10 Kasım 2010 Çarşamba

SON DURUMLAR

Tam 10 gündür yazmıyorum bloga ama sağlam sebeplerimiz vardı. 5 ay 10 gün sonra ben biricik aşkıma, Türker ve İlker de biricik babalarına kavuştular.  Yuvana hoşgeldin, sefalar mutluluklar getirdin bitanem.Hepimiz çok çok özledik seni.
Bu ayrı geçen aylar şunu gösterdi. Aşk varsa, sevgi varsa, dürüstlük ve saygı varsa eğer ve bunlarla harmanlanarak bir aile olmayı başardıysanız beraber oluyorsunuz ve beraber kalıyorsunuz. Ne ayrılık, ne hasret ne mesafeler, ne dış mihraklar  ne de dost bildiklerinizin "iyi" niyetli çabaları yuvanıza kalıcı bir hasar veremiyor. Oğullarımla, aşkımla ve ailemle gurur duyuyorum. İyi ki varsınız.
Hazırlık heyecanımız oldu epeyce. Sonra büyük kuzum İlker bademcik ve geniz eti sebebiyle ameliyat oldu. Dostlarımızın dualarıyla çok şükür atlattık sağsalim. Cin gibi İlker'im şimdi.
Her iki oğluş da babalarının tadını çıkaradursunlar en merak ettiğim 5,5 ayır görüşmediği babasına Türker'in ne tepki vereceğiydi. Tam 6,5 aylıktı giderken. Korktuğumuz olmadı ve güzel kaynaştılar.  Hatta babamız da birkaç uyku seromonisine ortak oldu.  :)
Türker yürümeye başladı :) Evet. Yaşından önce başardı kuzum. İki dişi daha geldi, Şimdi 11 ay 25 günlük, yürüyebilen, 6 dişli ve çok tatlı bir canavay O. Yerim o canavayı ben.

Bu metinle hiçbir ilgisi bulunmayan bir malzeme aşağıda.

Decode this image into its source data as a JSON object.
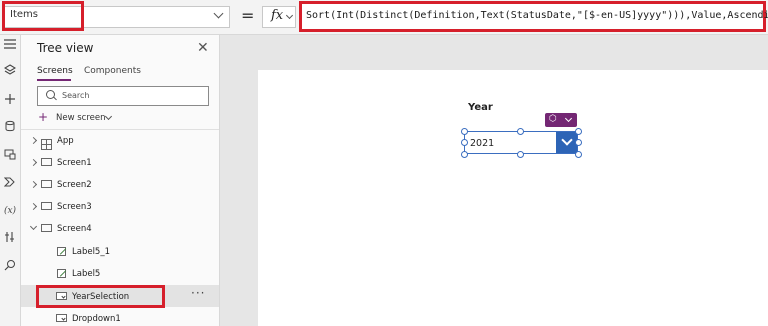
{
  "formula_bar": {
    "property": "Items",
    "equals": "=",
    "fx": "fx",
    "formula": "Sort(Int(Distinct(Definition,Text(StatusDate,\"[$-en-US]yyyy\"))),Value,Ascending)"
  },
  "rail": {
    "icons": [
      "hamburger-icon",
      "layers-icon",
      "plus-icon",
      "database-icon",
      "media-icon",
      "power-automate-icon",
      "variables-icon",
      "advanced-tools-icon",
      "search-icon"
    ],
    "variables_glyph": "(x)"
  },
  "tree": {
    "title": "Tree view",
    "close": "✕",
    "tabs": [
      "Screens",
      "Components"
    ],
    "search_placeholder": "Search",
    "new_screen": "New screen",
    "rows": [
      "App",
      "Screen1",
      "Screen2",
      "Screen3",
      "Screen4",
      "Label5_1",
      "Label5",
      "YearSelection",
      "Dropdown1"
    ],
    "more": "···"
  },
  "canvas": {
    "year_label": "Year",
    "dropdown_value": "2021"
  },
  "colors": {
    "highlight": "#d61f2b",
    "accent": "#742774",
    "dropdown_button": "#2d64b6"
  }
}
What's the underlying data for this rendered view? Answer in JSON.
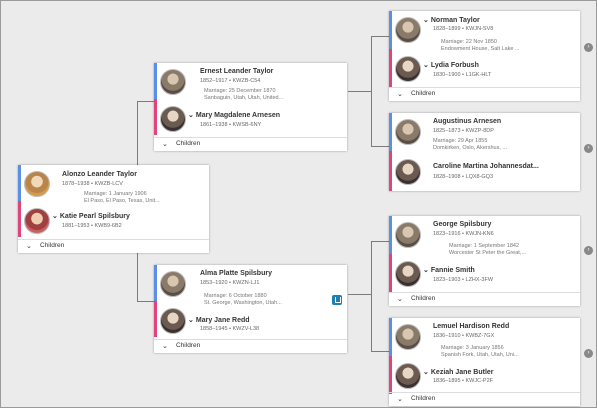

Hızlı bir şekilde de konuşma çalışmalarına devam ediyor.
Gündüz ve gece ağlamadan, sızlanmadan uykuya dalıyor artık. Başardık. Babamızın heyecanından ve bu aralar günlerimizin ağırlıklı olarak yoğun ve dışarlarda geçmesinden kaynaklanan sebeplerle  geceleri biraz uyanma yaşıyoruz. Şimdilik 3ü geçmedi. Deliksiz ya da 1 uyanmayla geçiyor ortalamamız. Artık kocaman harflerle şunu yazabilirim. BAŞARDIK BİZ. :)
Yakında Türker Bey bir sınavdan geçecek. İlk tatilini yaşayacak. Ne güzel :) Bakalım orda ne maceralar, ne fotoğraflar, neler olacak.
Okuyan, destekleyen herkese teşekkürler. Bu yazı da FERBER günlüğünün içinde yerini alsın bakalım.